One year on from their silver jubilee which showcased mainly remounted works, The Company Dance Theatre returned with three brand new pieces in their six-dance show from artistic director Tony Wilson, company member Renee McDonald and guest choreographer Liane Williams.
The Company Dance Theatre - photograph by Matthew Henry
The evening started with "Rebirth", a dance in six movements featuring a solo by Lindsey Lodenquai. Lodenquai stood out, not only because of her technical prowess but because of her engaging stage presence.
'The Freeborn' by choreographer Liane Williams marked an obvious departure from Wilson's customary style, and added lovely nuances to what would have been a strictly Company-esque production. The easy swagger of hip-hop and reggae contrasted well with sharp, staccato movements but the aptly titled dance proved a little too 'free' for some dancers who still retained elements of their more controlled Wilson-styled modern dance training.
Without a doubt, the most intriguing performance of the night was Renee McDonald's 'Divulgence', an all female piece costumed in full black against a black backdrop which portrayed the twin demons of insecurity and and loneliness which sometimes plague us. The emotions were accentuated by harsh, intense movements as dancers emanated accusation and fear and grabbed at each others throats. 'Divulgence' stood out for its fourth wall-breaking rush to the edge of the stage where the dancers sat, shouting unintelligibly, and it climaxed in a cathartic release of sound and feeling. The emotional intensity that the young choreographer managed to coax from her dancers was particularly impressive.
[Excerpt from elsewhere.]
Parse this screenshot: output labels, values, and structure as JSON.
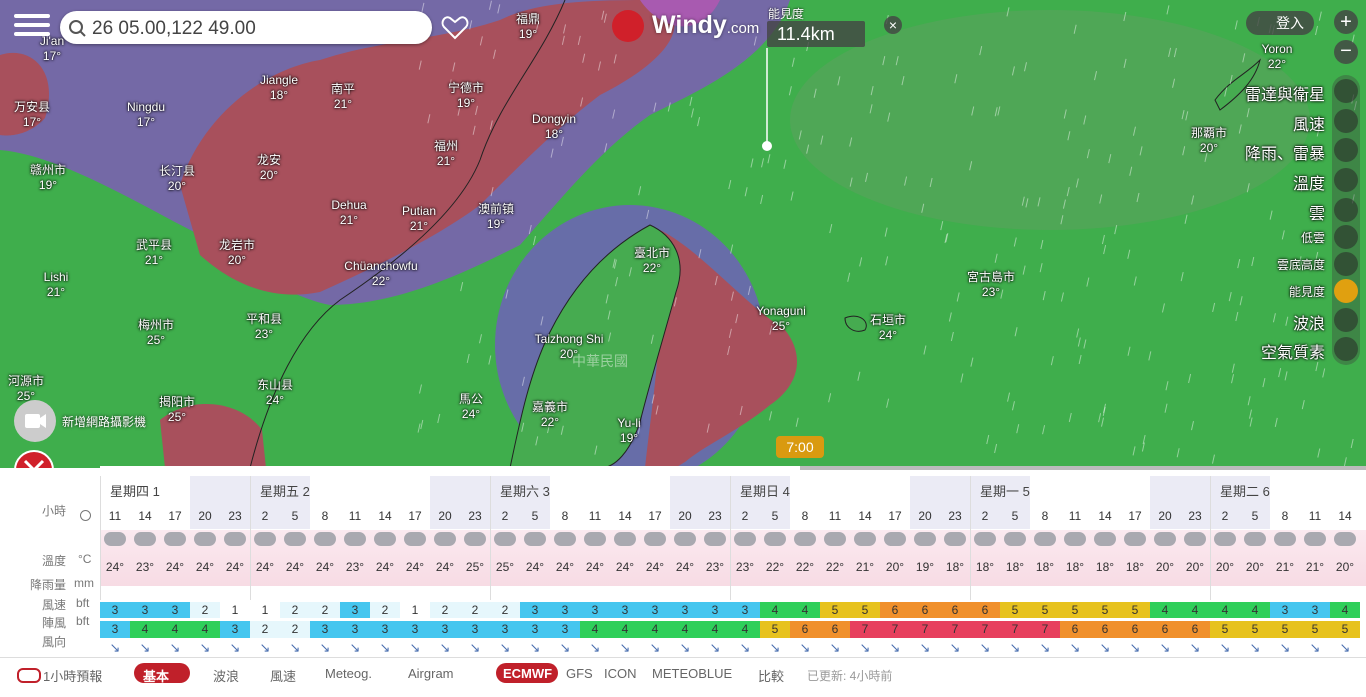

Photograph by Matthew Henry
The season also included 'Viajeros', a remounted duet by Peter Bosch which featured Rochelle Kamicka and Steven Cornwall. The dance was however, disappointing as despite the dramatic theme from Cirque du Soleil as their music, the dancers needed greater chemistry and failed to deliver sufficient emotion to take the dance to its full potential.
The evening also included 'Panorama' another dance in six movements, which brought the event to a close. Despite the lengthy routine, the dancers made a noticeable effort to project their enthusiasm off the stage. Panorama's magnificently colourful costumes added to the aesthetic quality of the performance which featured acapella spirituals and music by Grace Jones among others. 
The Company's 2014 season was staged November 22 and 23 at the Little Theatre in Kingston.